Hacker News new | ask | show | jobs
by KevinMcAlear 4255 days ago
Hello! I wrote this in on of the other threads about so I figured I would leave it here too.

A few things:

1. Thanks for posting my blog post (https://news.ycombinator.com/item?id=8517727) @chippy. :) The actual app ( haternews.co ) kept getting booted off HN... And now thanks @melling for posting it.

2. There have been a lot of interesting comments on the three (now four) threads on here. People pointed out some bugs and overall issues which I will be fixing (also, the site should not crash half as much now). This is just a fun side project I have been messing around with so I can get better at using data science in various applications. If you would like to help build it out for fun further let me know! Also, feel free to submit a bug or suggestion for an improvement if you really want to.(https://github.com/kevinmcalear/hater_news/issues)

3. I wanted to build the "hater score" for two reasons. First, to see how accurately I could build a model to measure insulting comments in the wild and second (if it's accurate), to see how people would react to seeing how positive or negative they usually are on Hacker news (or other social networks).

4. I wanted to make sure everyone knows that just because something is your "Worst Comment" doesn't mean it is negative. Most people have very low scores and most of your comments are not identified as insulting. (It would be over 50% if it is actually an insulting comment.) So most people on HN are not actually haters. I just had a more "hater" focused design just for fun. There are in fact actual haters though, if you look hard enough.

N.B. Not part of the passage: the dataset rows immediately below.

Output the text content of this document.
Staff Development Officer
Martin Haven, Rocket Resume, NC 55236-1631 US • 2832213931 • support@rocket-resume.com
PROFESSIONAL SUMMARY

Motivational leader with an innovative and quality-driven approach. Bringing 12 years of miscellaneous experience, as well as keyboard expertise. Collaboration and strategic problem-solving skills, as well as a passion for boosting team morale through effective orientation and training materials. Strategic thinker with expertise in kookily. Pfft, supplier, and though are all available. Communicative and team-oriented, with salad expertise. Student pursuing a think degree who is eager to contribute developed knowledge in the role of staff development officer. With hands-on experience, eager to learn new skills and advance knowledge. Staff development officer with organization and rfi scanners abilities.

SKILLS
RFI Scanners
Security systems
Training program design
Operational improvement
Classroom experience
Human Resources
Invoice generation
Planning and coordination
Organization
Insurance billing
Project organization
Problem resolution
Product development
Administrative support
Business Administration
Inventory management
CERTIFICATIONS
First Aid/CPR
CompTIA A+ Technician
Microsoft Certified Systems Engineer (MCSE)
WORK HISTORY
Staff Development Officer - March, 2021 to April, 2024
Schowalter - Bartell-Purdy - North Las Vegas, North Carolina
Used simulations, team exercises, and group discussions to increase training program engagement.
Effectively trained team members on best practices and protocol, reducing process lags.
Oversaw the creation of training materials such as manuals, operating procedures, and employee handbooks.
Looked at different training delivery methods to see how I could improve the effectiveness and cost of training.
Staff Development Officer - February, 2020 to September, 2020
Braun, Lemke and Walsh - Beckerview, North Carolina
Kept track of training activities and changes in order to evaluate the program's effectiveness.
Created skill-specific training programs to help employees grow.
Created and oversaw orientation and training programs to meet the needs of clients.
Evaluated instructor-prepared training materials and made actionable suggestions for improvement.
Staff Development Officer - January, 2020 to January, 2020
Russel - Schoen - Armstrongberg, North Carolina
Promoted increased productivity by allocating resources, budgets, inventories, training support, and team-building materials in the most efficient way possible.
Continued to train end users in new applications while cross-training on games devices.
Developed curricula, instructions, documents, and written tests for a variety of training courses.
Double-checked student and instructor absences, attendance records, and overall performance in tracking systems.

5. Something I found interesting is clicking the "Back In The Day" checkbox. It takes your 50 oldest comments and analyses them, instead of your 50 most recent.

6. Finally, if you're not sure why some comments are getting ranked higher than others, feel free to look at the training data I used (it's from a kaggle competition from a while back.) and read my blog post. If you don't want to here are additional features I used on top of standard bag-of-words (CountVectorizer):

* badwords_count – A count of bad words used in each comment.

* n_words – A count of words used in each comment.

* allcaps – A count of capital letters in each comment.

* allcaps_ratio – A count of capital letters in each comment / the total words used in each comment.

* bad_ratio – A count of bad words used in each comment / the total words used in each comment.

* exclamation – A count of "!" used in each comment.

* addressing – A count of "@" symbols used in each comment.

* spaces – A count of spaces used in each comment.

If you have suggestions on other features I could collect let me know! I'll also be building a way to get actual training data from HN itself and letting HN users determine if a comment is actually insulting or not so that the predictions constantly improve.

2 comments

I'd say that the fact that it doesn't even work - arbitrarily doling out 'hater' marks due to a poor sentiment engine - makes it a good candidate for removal.

This insidious flaw results in two things:

1. accounts being deemed as 'haters' without warrant

2. the belief that the tool is 'correct' - perpetuating #1.

This kind of mindset ("Let's check I have the least negative impact on the community") has to come from the HN crowd. Would it be relevant to adapt it to Reddit?